Authors: Alberto Giubilini (philosophy), Caesar Atuire (philosophy), Sloan Mahone (history), Ann Kelly (anthropology), Tolulope Osayomi (medical geography)
Report of the Medical Humanities workshop held on 7th November 2025 at the University of Oxford
This interdisciplinary workshop wanted to explore the contribution that the humanities can make to global health, and indeed emphasize their necessary role in it.
Why this aim? Global health is typically defined in terms of ‘equitable’ approaches to health worldwide. However, equity has different ethical, political, cultural, and historical connotations. Some understandings of equity might not even be compatible with some of the values and principles that a ‘global’ terminology seems to presuppose. For instance, among other things, equity requires balancing one’s local or national interests with the health interests of other communities around the world. What issues are a matter of global responsibility in this sense is itself an ethical and political choice. Different understandings of equity would give different answers. Moreover, discrimination or stigmatization, inevitably tied to cultures and histories, affect differently what counts as equitable within different contexts.
Defining global health in terms of ‘equity’ raises more questions than it provides answers on the very nature and scope of global health. Turning on ethical, political, and cultural values, such questions illustrate why the humanities can play a central role in global health. This workshop brought together expertise from philosophy, medical geography, history, and anthropology to unpack these questions.

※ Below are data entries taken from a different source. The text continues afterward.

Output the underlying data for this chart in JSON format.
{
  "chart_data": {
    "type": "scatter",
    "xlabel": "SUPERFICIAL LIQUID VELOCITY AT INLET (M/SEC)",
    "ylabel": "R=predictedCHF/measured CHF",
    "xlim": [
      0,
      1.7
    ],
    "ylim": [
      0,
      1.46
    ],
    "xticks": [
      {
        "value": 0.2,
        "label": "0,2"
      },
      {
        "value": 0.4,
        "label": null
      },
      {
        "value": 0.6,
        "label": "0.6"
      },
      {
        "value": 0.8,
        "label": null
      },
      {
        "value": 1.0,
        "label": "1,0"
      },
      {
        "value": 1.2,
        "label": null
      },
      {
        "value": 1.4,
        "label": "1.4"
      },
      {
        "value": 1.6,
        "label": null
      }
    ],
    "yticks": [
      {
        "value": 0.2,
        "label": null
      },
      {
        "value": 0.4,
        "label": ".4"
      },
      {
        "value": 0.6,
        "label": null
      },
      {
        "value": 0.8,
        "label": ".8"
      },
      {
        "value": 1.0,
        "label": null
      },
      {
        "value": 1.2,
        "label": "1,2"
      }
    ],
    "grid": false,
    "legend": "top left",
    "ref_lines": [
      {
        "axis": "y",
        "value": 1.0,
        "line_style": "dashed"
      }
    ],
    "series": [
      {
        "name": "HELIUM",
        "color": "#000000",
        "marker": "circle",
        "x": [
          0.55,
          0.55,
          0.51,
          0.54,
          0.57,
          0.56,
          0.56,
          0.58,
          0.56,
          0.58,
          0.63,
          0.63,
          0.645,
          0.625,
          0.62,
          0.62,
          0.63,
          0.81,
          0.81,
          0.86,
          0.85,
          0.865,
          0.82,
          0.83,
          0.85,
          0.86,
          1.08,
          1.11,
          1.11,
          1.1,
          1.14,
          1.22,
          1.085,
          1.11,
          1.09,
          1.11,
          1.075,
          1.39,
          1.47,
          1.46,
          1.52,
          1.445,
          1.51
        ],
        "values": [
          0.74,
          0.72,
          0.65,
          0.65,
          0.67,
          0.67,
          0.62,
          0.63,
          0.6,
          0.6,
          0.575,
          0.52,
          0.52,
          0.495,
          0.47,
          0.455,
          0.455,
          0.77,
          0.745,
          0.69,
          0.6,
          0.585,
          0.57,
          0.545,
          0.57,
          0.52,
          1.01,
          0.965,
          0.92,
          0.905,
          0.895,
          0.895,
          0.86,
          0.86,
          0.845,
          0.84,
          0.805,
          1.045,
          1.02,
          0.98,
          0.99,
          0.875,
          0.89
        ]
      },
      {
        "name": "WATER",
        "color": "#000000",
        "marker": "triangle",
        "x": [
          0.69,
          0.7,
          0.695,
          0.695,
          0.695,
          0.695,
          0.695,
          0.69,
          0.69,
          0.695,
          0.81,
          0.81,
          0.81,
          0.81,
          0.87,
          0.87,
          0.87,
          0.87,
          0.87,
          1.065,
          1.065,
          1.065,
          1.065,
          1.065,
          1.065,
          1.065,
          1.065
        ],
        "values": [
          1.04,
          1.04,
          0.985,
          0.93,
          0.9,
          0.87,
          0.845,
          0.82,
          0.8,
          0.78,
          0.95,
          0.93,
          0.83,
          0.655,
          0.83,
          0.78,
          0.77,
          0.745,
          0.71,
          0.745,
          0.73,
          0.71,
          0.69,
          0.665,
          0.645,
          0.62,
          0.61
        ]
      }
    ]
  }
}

Anthropologist Ann Kelly’s work on efforts to tackle malaria identified two main approaches to it. The former, exemplified for instance by the philosophy of the Effective Altruism movement, is based on optimising costs by maximizing the number of lives saved per dollar, particularly through “technological fixes” such as insecticide-treated bed nets. The latter is centred on a broader range of considerations and, within Ann’s work, finds its application in the study of how houses are built in regions affected by the disease. The “Humble Brick” project she leads acknowledges the frustration of interventions aimed at just one dimension of utility (saving the greatest number of lives), without producing life improvements for those most affected. It focuses on structures and materials used for houses that can not only keep mosquitos at bay, but also be responsive to cultural and ethical sensitivities around the concept of home. That is, a place of comfort with a moral and cultural connotation.
Thus, a utilitarian notion of equity is contrasted with a notion of equity based on a broader range of values which define the meaning of ‘home’ in a specific cultural context. While the former might make sense from a Western, economic-focused, perspective, it doesn’t necessarily track a sense of equity acceptable for the targeted populations. These types of considerations make the relevance of medical geography for global health apparent. Medical geographer Tolulope Osayomi’s provided two main reasons for why his discipline should play such central role. First, inevitably, “where you live affects your health”. Second, local events connect to global processes. Importantly for the present discussion, that relationship also affects the interpretation of health and the priority given to it within a certain system of values. In other words, human-space interactions shape cultural understandings of health. Thus, equity in a geographical sense is conceptualised as territorial/spatial justice, understood as distribution of resources in proportion to need. One challenge is how to identify and measure the relevant “need”, which again largely depends on different historical and cultural contexts.
Equally, local contexts determine what counts as stigma and discrimination. Historian Sloan Mahone emphasized the specific and complex relationship between epilepsy and the ways in which deeply held culturally specific beliefs and myths greatly impact the illness experience. In particular, her talk described the development of an oral history repository for global epilepsy (covering parts of Africa, India and Brazil) to be housed at the new Centre for Global Epilepsy at Wolfson College. This oral history project seeks to ensure the inclusion of lived experience as a way of addressing concerns about equity related to highly stigmatized conditions particularly when there is a severe treatment gap.
All this suggests that, alongside issues of equity at the international level, there are issues of equity arising within the local communities on which global health efforts focus. How to formulate a notion of equity that can manage the tension between the local and the global is a challenge for global health. Philosopher Caesar Atuire focused on the philosophical foundations of the concept of solidarity, which he sees as the ‘fuel’ of equity and as one of the central principles of global health. Solidarity, on his view, allows us to identify with the populations living far away from us and typically targeted by global health action. Among other things, solidarity allows us to see the world from the perspective of those living outside our immediate circles of concerns, that is, our family, our community, or our nation states. By incorporating a notion of justice, solidarity both justifies and motivates our push towards equity in a global context, in a way that takes into account the perspective of those affected.
All in all, the workshop moved some steps towards blending theoretical and practical considerations into a unified humanities approach. The plan is now to develop “A Humanities Framework in Global Health”, the theme of the project within which this event took place. The project is funded by the John Fell Fund via a TORCH International Fellowship to host Dr Tolulope Osayomi (University of Ibadan) at the Uehiro Oxford Institute during Michaelmas 2025.